Ololade Adeyanju/
President Joe Biden delivered a brief but powerful address in response to the shooting yesterday night’s killing of 19 kids and two adults at Robb Elementary School in Uvalde, Texas, by 18-year-old Salvador Ramos.
Biden while grieving for the victims and their families, also tore into gun manufacturers and lobbyists like the National Rifle Association (NRA) for their opposition to “common sense gun laws.”
“I had hoped, when I became president, I would not have to do this. Again. Another massacre,” Biden said.
Speaking from the White House Roosevelt Room with First Lady Jill Biden clad in black by his side, the president said, “Uvalde, Texas. An elementary school. Beautiful innocent, second, third, fourth graders. And how many scores of little children who witnessed what happen – see their friends die as if they’re on a battlefield, for God’s sake?”
His remarks came less than two hours after Biden returned from his first presidential trip to Asia.
“As a nation, we have to ask, when in God’s name are we going to stand up to the gun lobby? When in God’s name will we do what we all know in our gut needs to be done?” he questioned.
Biden recalled the numerous mass shootings over the last decade, including visiting Sandy Hook Elementary School, where a gunman killed 26 people including 20 children while he was vice president.
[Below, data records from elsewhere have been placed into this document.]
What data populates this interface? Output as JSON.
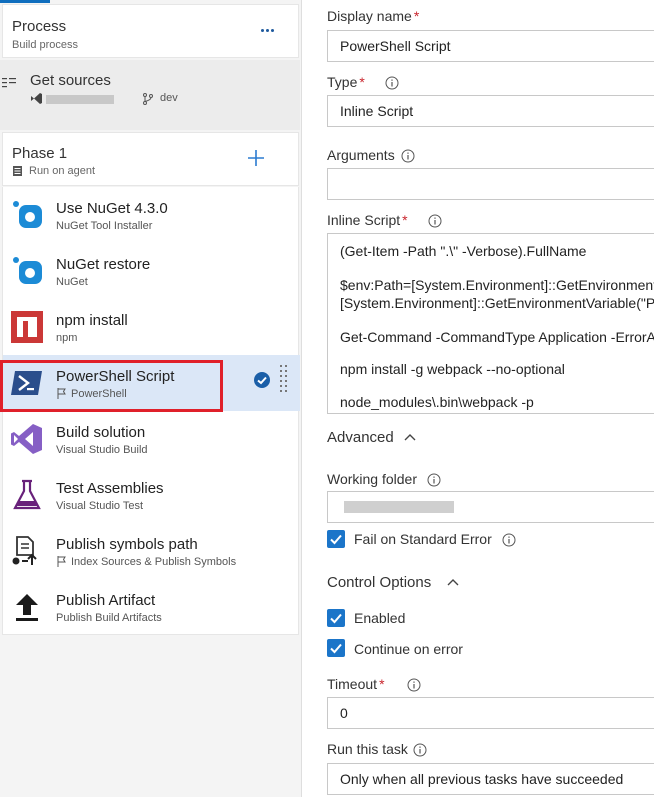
{
  "process": {
    "title": "Process",
    "subtitle": "Build process"
  },
  "sources": {
    "title": "Get sources",
    "branch": "dev"
  },
  "phase": {
    "title": "Phase 1",
    "subtitle": "Run on agent"
  },
  "tasks": [
    {
      "title": "Use NuGet 4.3.0",
      "subtitle": "NuGet Tool Installer",
      "icon": "nuget-icon"
    },
    {
      "title": "NuGet restore",
      "subtitle": "NuGet",
      "icon": "nuget-icon"
    },
    {
      "title": "npm install",
      "subtitle": "npm",
      "icon": "npm-icon"
    },
    {
      "title": "PowerShell Script",
      "subtitle": "PowerShell",
      "icon": "powershell-icon",
      "selected": true
    },
    {
      "title": "Build solution",
      "subtitle": "Visual Studio Build",
      "icon": "visual-studio-icon"
    },
    {
      "title": "Test Assemblies",
      "subtitle": "Visual Studio Test",
      "icon": "flask-icon"
    },
    {
      "title": "Publish symbols path",
      "subtitle": "Index Sources & Publish Symbols",
      "icon": "publish-symbols-icon"
    },
    {
      "title": "Publish Artifact",
      "subtitle": "Publish Build Artifacts",
      "icon": "upload-arrow-icon"
    }
  ],
  "form": {
    "display_name_label": "Display name",
    "display_name_value": "PowerShell Script",
    "type_label": "Type",
    "type_value": "Inline Script",
    "arguments_label": "Arguments",
    "arguments_value": "",
    "inline_script_label": "Inline Script",
    "script_lines": [
      "(Get-Item -Path \".\\\" -Verbose).FullName",
      "$env:Path=[System.Environment]::GetEnvironmentVa",
      "[System.Environment]::GetEnvironmentVariable(\"Pat",
      "Get-Command -CommandType Application -ErrorAc",
      "npm install -g webpack --no-optional",
      "node_modules\\.bin\\webpack -p"
    ],
    "required_mark": "*",
    "advanced_label": "Advanced",
    "working_folder_label": "Working folder",
    "fail_on_stderr_label": "Fail on Standard Error",
    "control_options_label": "Control Options",
    "enabled_label": "Enabled",
    "continue_on_error_label": "Continue on error",
    "timeout_label": "Timeout",
    "timeout_value": "0",
    "run_this_task_label": "Run this task",
    "run_this_task_value": "Only when all previous tasks have succeeded"
  },
  "colors": {
    "accent": "#1b75c9",
    "selected_row": "#dbe7f7",
    "highlight": "#e0202a",
    "required": "#c9252d"
  }
}
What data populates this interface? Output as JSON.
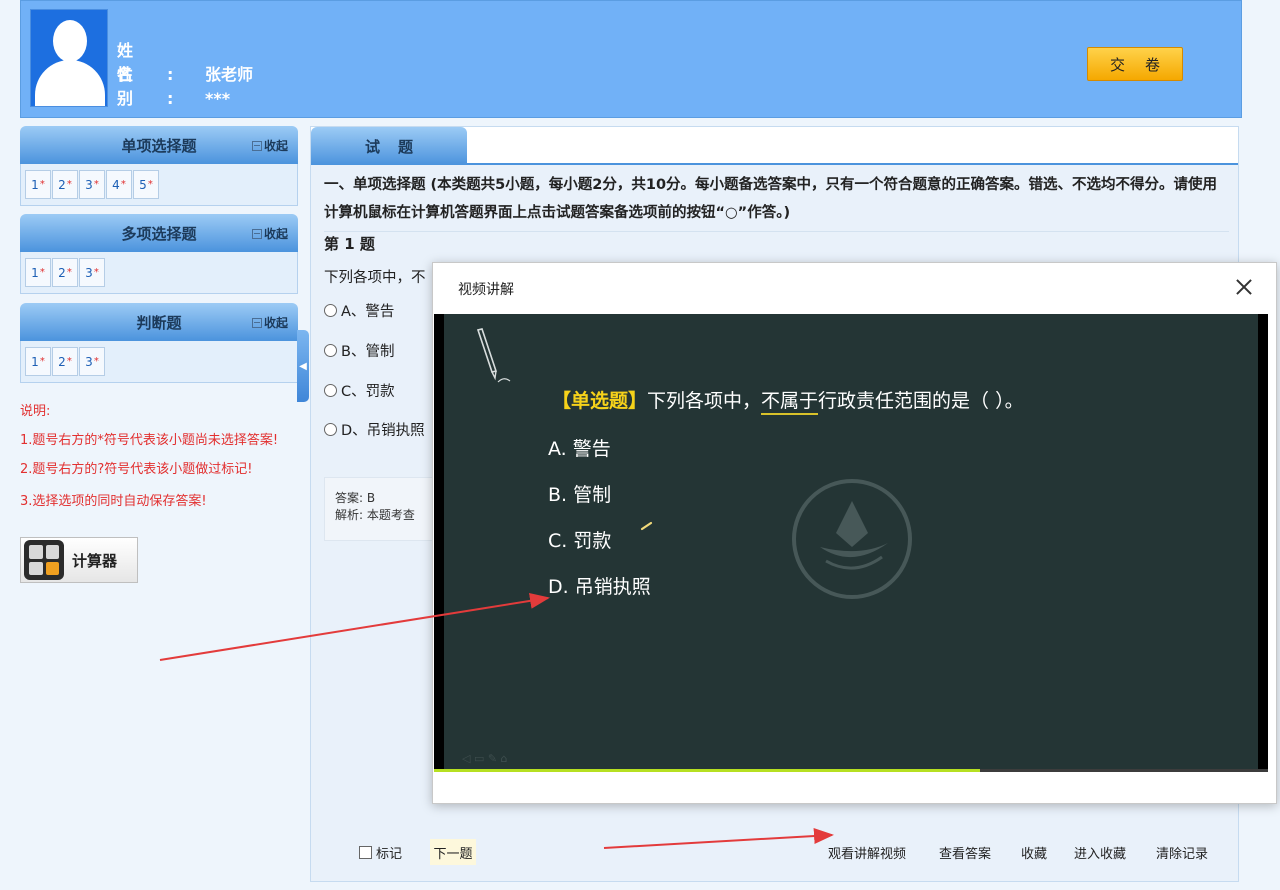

He also remarked on the this month’s mass shooting that killed 10 people in Buffalo, New York.
“I am sick and tired of it. We have to act. And don’t tell me we can’t have an impact on this carnage. I spent my career as a senator and vice president working to pass common sense gun laws,” he said.
Biden claimed the ability for a teenage gunman to be able to “walk into a gun store and buy two assault weapons is just wrong.”
“What in God’s name do you need an assault weapon for except to kill someone?” Biden questioned.
He then accused gun makers of spending “two decades aggressively marketing assault weapons, which make them the most and largest profit.”
“For God’s sake, we have to have the courage to stand up to the industry,” the president said.